Keterkaitan dan kompleksitas berdasarkan masalah line balancing diselesaikan
dengan metode riset operasi. Ketika perakitan dirancang pada garis lurus, umumnya
berhubungan dengan Traditional Line Balancing Problem (TLBP). Jika waktu proses
untuk tiap tugas diasumsikan tetap, kita akan memperoleh versi Deterministik Traditional
Line Balancing Problem (DTLBP). Ketika seminar paper DLTBP oleh Salveson (1955),
ada sejumlah artikel yang membahas mengenai masalah ini. Artikel tersebut dapat
dikategorikan dengan menggunakan prosedur solusi untuk menyelesaikan masalah,
termasuk program integer, program dinamik, dan pendekatan heuristik. Kilbridge dan
Wester (1962) dan Ignall (1965) menyediakan pengulanganyang terbaik untuk pendekatan
ini. Dua puluh tahun kemudian, Talbot (1986) mengulangi secara khusus penggunaan
pendekatan heuristik yang digunakan untuk menyelesaikan masalah ini.
Konsesus umum terlihat dari sudut praktis, versi dari masalah ini telah terselesaikan
jika waktu proses dari masing-masing tugas diketahui dalam bentuk variabel, masalah ini
biasanya berhubungan dengan Stochastic Line Balancing Problem (SLBP). Versi dari
masalah line balancing sangat kompleks, prosedur pemecahan dikembangkan untuk
masalah ini bergantung kepada probabilitas distribusi normal yang digunakan mewakili
waktu proses acak algoritma. Algoritma yang dibuat Kao (1976) dilanjutkan dengan
program dinamik dari Held (1963) diikuti proses variabel waktu Carrwoy (1989) membuat
dua algoritma yang dilanjutkan oleh formula Held. Peningkatan tekanan kompetitif
dihasilkan dalam pengingatan ulang perakitan arsitektur pada beberapa level.

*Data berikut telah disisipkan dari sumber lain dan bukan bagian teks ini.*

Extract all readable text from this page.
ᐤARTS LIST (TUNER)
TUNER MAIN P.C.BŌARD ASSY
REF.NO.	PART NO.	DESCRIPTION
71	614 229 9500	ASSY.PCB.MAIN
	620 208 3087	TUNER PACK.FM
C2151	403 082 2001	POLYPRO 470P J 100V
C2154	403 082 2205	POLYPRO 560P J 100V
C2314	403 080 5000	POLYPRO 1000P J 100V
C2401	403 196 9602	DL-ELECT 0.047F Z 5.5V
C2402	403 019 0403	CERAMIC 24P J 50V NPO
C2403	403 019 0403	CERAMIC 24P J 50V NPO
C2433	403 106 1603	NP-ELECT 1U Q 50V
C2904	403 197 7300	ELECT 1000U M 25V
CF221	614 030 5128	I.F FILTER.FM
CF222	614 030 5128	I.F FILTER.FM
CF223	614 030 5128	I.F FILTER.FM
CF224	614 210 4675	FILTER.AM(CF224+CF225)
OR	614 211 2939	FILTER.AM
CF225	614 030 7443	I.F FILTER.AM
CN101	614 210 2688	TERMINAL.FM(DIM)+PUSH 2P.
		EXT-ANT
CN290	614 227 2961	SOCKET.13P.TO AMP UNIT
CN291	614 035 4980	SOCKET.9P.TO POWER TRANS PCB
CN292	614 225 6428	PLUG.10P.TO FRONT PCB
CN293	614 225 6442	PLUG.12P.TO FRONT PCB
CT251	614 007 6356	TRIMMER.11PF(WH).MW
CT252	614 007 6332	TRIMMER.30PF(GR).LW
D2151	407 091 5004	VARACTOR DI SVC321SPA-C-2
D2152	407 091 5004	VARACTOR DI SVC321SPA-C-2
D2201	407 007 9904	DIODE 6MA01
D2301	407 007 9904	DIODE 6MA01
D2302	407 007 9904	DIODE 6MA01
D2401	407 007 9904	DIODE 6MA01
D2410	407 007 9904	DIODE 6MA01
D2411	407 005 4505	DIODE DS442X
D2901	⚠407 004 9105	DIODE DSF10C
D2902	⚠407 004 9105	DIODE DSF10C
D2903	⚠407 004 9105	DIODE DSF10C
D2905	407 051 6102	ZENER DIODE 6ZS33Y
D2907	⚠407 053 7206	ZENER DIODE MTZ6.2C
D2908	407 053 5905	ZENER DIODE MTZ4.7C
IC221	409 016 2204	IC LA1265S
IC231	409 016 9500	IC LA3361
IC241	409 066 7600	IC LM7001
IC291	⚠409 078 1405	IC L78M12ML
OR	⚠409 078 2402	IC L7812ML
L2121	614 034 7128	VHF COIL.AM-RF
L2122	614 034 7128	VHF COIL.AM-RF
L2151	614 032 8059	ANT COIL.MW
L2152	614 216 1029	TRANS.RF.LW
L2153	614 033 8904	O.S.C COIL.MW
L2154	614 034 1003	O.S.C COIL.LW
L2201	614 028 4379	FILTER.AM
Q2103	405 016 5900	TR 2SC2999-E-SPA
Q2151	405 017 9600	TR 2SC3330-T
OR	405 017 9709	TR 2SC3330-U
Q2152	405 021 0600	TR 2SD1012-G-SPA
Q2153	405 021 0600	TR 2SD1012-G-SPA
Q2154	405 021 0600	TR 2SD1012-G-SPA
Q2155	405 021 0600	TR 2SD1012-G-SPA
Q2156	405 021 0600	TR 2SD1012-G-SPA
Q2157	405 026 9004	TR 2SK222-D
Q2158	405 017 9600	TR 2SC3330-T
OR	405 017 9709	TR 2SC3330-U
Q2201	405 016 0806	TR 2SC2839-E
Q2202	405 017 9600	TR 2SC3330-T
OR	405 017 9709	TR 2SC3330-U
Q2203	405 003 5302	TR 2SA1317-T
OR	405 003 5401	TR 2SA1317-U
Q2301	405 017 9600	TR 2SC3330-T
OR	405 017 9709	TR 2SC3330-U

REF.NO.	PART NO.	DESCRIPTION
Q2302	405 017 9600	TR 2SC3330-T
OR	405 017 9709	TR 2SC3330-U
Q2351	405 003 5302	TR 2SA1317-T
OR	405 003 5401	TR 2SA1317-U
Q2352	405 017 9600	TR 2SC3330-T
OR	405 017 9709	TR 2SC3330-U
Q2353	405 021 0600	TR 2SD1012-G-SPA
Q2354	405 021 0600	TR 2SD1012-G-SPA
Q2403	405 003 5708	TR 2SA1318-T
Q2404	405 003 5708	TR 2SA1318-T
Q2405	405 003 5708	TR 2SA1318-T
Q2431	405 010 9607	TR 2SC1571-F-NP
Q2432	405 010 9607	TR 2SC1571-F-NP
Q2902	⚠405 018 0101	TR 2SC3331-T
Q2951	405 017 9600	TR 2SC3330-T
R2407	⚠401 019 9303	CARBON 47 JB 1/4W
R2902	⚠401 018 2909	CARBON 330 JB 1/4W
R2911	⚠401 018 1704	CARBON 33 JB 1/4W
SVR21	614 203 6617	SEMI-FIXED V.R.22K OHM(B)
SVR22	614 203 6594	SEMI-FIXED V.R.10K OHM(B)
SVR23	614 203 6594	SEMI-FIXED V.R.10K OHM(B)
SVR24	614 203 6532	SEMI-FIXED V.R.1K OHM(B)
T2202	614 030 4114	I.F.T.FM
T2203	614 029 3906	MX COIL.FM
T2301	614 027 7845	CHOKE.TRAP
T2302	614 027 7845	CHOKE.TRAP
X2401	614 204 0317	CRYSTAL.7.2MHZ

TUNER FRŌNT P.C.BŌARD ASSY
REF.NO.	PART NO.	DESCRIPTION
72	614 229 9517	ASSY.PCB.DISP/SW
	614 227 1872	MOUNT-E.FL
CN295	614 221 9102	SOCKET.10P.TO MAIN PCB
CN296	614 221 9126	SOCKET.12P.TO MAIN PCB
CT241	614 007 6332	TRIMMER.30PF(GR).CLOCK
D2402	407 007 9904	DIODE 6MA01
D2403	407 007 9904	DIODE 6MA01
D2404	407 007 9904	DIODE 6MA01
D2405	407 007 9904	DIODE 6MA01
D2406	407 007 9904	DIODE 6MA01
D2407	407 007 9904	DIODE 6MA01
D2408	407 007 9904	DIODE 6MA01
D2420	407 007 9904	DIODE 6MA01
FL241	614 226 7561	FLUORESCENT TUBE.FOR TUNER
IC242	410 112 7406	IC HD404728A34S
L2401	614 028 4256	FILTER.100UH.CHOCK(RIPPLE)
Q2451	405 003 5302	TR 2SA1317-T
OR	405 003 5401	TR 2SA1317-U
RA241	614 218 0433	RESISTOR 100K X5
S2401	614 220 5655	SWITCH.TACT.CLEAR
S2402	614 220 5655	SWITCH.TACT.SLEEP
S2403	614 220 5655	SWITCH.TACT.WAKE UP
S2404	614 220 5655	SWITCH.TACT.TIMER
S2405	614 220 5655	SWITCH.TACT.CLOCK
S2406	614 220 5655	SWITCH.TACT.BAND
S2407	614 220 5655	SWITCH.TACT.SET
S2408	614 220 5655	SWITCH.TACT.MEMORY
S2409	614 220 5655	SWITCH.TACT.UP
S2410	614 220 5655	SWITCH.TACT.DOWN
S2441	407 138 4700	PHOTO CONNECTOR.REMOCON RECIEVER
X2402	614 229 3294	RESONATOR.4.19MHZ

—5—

Perakitan
tradisional tidak fleksibel dan biasanya dibuat untuk perakitan dalam jumlah besar dan
keragaman yang rendah. Bagaimanapun dengan peningkatan permintaan untuk ragam yang
tinggi, produk berjumlah tinggi seperti automobile, dan pemakaian elektronik baru-baru ini
diperlukan untuk dibuat lebih fleksibel sesuai permintaan konsumen. Selanjutnya
keberhasilan dari sistem seperti Just In Time (JIT) dan di desain untuk meminimalkan
15
bahan mentah dan kerja dalam proses inventory, umumnya bergantung pada fleksibilitas
penetapan perakitan.
U-Line mempunyai keuntungan di atas konfigurasi garis lurus. Untuk lebih cepat
ada jarak penglihatan yang besar dari pengoperasian dan komunikasi di antara operator
dalam barisan, yang keduanya merupakan kunci untuk meminimalkan jumlah dari kualitas
dan pengawasan yang berhubungan dengan kerusakan dalam lintasan.
Pada topik ini, dikembangkan formulasi program integer deterministic dari ULBP.
Dengan mencontohkan masalah dari jumlah stasiun yang sesuai dengan siklus waktu
khusus. Beberapa formula digunakan untuk memecahkan DTLBP oleh Geofrion (1967),
Thangavelo, dan Shetty (1971), serta Patterson dan Albacth (1975), untuk pengetahuan
yang lebih baik yang tidak dapat di lawan dengan persamaan formula dari literatur ULBP.
Selanjutnya seluruh formula ini menggunakan teknik penjumlahan murni untuk
memecahkan masalah. Dan masalah ini dipecahkan berdasarkan pendekatan teknik
Langarian. Teknik relaksasi Langarian telah digunakan dengan sukses untuk memecahkan
permasalahan yang beragam dari masalah komplikasi optimasi berlainan.